嘘と本当
私は彼にずっと本当のことを言えなかった事が1つだけあった。
ずっと心苦しくて、気持ちも晴れず、いつか言わなくてはと思いながら8ヶ月経とうとしていた。
もう言わないといけないタイミングと思い、伝えた事は、今住んで居る家の事だ。
今住んで居る家は10年前に元夫と購入した戸建て。
6年ほど前に離婚をした際に、その家を売りに出しておけば良かったのだが、どちらがどちらになどと揉めて決着がつがず、そのまま私は家を出たのでダブルで家の支払いをしていた。
そうこうしていると、2つの場所で住んで居ることになり、住民税の請求が2箇所からきたのだ。
一個人に対して住民税を支払う義務は一カ所でいいらしいのだが、住宅ローンの控除を実際受けている場合、その場所に住んで居る必要があると2つの区から言われ、なくなく控除を受けていた、元の家に戻らなくてはならなくなったのだ。きつい。戻りたくない。
私はその時お付き合いして居る彼がいたんだが、元夫との家に戻らなくてはかならない為、礼儀としちゃんとお別れをして家に戻りました。もちろんその時付き合っていた彼は納得が行くはずもなく、もめに、揉めたのを今でも覚えて居る。最悪だった。でも、間違ってなかったと思う。
元夫とはもうすでに離婚した6年前から終わっていたし、それはお互いわかっていた。私も白黒ハッキリするタイプなので、完全に割り切りで家を区切り、生活をしてきたのだ。全て別。ご飯も。当たり前だが部屋もだ。一切全てだ。ほぼ会話もない。早く出たい。

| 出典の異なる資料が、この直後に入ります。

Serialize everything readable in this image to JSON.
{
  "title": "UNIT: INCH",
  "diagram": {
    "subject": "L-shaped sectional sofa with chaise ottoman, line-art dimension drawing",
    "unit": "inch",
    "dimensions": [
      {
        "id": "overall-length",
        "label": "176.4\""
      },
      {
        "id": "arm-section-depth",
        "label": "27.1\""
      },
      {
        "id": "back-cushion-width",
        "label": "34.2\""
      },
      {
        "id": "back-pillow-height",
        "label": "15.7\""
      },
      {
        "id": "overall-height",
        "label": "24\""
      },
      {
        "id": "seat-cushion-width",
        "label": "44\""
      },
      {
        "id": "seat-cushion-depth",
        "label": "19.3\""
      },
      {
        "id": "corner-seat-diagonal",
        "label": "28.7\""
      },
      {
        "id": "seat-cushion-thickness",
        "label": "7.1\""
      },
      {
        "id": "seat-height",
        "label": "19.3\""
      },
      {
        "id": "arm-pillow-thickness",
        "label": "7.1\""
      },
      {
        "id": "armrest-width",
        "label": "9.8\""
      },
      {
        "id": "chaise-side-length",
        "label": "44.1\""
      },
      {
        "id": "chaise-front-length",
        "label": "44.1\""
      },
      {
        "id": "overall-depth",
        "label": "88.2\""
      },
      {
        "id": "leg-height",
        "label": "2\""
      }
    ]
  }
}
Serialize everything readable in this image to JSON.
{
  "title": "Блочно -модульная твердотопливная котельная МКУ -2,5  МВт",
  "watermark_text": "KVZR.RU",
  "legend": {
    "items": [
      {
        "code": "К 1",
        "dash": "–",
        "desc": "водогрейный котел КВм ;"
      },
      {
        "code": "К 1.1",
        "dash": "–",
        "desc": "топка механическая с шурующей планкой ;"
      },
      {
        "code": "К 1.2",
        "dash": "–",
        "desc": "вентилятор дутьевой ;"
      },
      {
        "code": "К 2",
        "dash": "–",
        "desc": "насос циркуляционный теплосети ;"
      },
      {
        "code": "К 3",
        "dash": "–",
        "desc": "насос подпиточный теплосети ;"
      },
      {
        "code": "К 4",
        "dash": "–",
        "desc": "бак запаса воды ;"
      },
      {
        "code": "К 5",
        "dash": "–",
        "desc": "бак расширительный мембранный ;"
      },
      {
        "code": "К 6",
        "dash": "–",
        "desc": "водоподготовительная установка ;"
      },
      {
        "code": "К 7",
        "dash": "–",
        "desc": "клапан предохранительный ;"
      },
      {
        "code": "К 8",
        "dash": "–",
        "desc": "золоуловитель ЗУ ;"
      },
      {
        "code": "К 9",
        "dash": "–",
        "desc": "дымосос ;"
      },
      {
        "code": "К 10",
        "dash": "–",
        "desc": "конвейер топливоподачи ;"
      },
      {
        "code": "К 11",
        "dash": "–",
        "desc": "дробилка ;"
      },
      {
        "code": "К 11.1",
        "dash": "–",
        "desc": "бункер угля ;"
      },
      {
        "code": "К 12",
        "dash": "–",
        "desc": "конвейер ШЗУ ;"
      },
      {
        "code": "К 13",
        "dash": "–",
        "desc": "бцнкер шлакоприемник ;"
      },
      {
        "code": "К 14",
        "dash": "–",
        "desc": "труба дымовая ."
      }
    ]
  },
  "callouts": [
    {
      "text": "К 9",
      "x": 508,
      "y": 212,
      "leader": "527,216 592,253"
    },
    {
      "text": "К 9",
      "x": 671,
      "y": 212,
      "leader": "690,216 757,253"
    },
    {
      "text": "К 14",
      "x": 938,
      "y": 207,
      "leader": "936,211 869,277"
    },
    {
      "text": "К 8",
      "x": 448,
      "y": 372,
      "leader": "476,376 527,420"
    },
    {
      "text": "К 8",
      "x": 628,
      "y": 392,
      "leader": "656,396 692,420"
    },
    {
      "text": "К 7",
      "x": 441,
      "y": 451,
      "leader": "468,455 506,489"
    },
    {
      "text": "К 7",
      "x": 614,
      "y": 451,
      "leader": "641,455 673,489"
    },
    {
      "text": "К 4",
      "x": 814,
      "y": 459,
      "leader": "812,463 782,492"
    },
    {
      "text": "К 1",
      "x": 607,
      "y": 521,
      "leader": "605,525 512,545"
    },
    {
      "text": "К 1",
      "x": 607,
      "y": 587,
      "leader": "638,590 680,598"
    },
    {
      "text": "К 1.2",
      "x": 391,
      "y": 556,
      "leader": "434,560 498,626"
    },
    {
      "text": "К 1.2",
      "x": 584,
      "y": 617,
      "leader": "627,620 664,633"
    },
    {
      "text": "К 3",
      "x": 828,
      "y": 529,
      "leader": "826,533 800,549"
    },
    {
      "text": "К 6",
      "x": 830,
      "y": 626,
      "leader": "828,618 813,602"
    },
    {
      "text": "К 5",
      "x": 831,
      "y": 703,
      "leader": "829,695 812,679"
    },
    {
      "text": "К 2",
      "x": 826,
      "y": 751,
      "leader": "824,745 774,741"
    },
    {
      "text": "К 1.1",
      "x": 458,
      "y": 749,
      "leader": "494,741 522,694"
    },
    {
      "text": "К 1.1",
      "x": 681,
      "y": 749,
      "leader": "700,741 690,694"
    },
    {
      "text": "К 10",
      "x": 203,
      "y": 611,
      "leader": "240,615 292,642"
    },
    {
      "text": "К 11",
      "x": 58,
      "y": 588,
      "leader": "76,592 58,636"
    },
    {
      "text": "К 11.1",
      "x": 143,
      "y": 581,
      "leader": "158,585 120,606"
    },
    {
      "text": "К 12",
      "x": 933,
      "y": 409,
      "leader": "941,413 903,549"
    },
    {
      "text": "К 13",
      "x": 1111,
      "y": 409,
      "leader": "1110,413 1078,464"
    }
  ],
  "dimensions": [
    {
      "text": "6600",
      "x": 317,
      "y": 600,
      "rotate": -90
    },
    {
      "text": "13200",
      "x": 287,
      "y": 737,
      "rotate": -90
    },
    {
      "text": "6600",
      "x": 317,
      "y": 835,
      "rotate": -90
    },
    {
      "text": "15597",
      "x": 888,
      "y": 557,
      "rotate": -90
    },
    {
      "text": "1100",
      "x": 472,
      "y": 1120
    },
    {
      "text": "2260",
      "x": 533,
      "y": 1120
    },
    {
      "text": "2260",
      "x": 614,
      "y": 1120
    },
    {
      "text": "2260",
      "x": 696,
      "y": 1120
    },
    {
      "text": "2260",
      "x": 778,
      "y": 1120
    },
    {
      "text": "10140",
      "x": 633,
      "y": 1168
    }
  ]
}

ちょうど2年前に住宅ローンの控除が終わった為、そろそろ家を出ようと思っていた最近、新しく彼ができたのだ。
この状況を理解してもらうにはまだ関係が浅かったのと、誤解を生む事が非常に怖く、1番私が嫌いな嘘をついてしまったのだ。
そんなこんなで8ヶ月近く経ち、本当の事を話したが、彼にちゃんと伝わって居るのかと今でも思っている。言い訳をすればするほど嘘っぽく聞こえてしまうのではないかとも思う。
性格的にこの初めについた嘘は苦しく、耐えられない程嫌だった。
一つの事に対し、嘘と本当とは紙一重で、文字の通り全く意味が異なってくる。
初めにきちんと伝えておくべきだったな。嘘は自分を苦しめるし相手も傷つける。良いことなんて一つもないのに。
その場の自分に、言い聞かせたい。
その家もようやく売却が決まり、財産分与も決着がついた。ようやく新しく私もスタート出来る。
私はようやく個になれたのかもしれない。
これからはもう今の彼と穏やかに過ごせますように。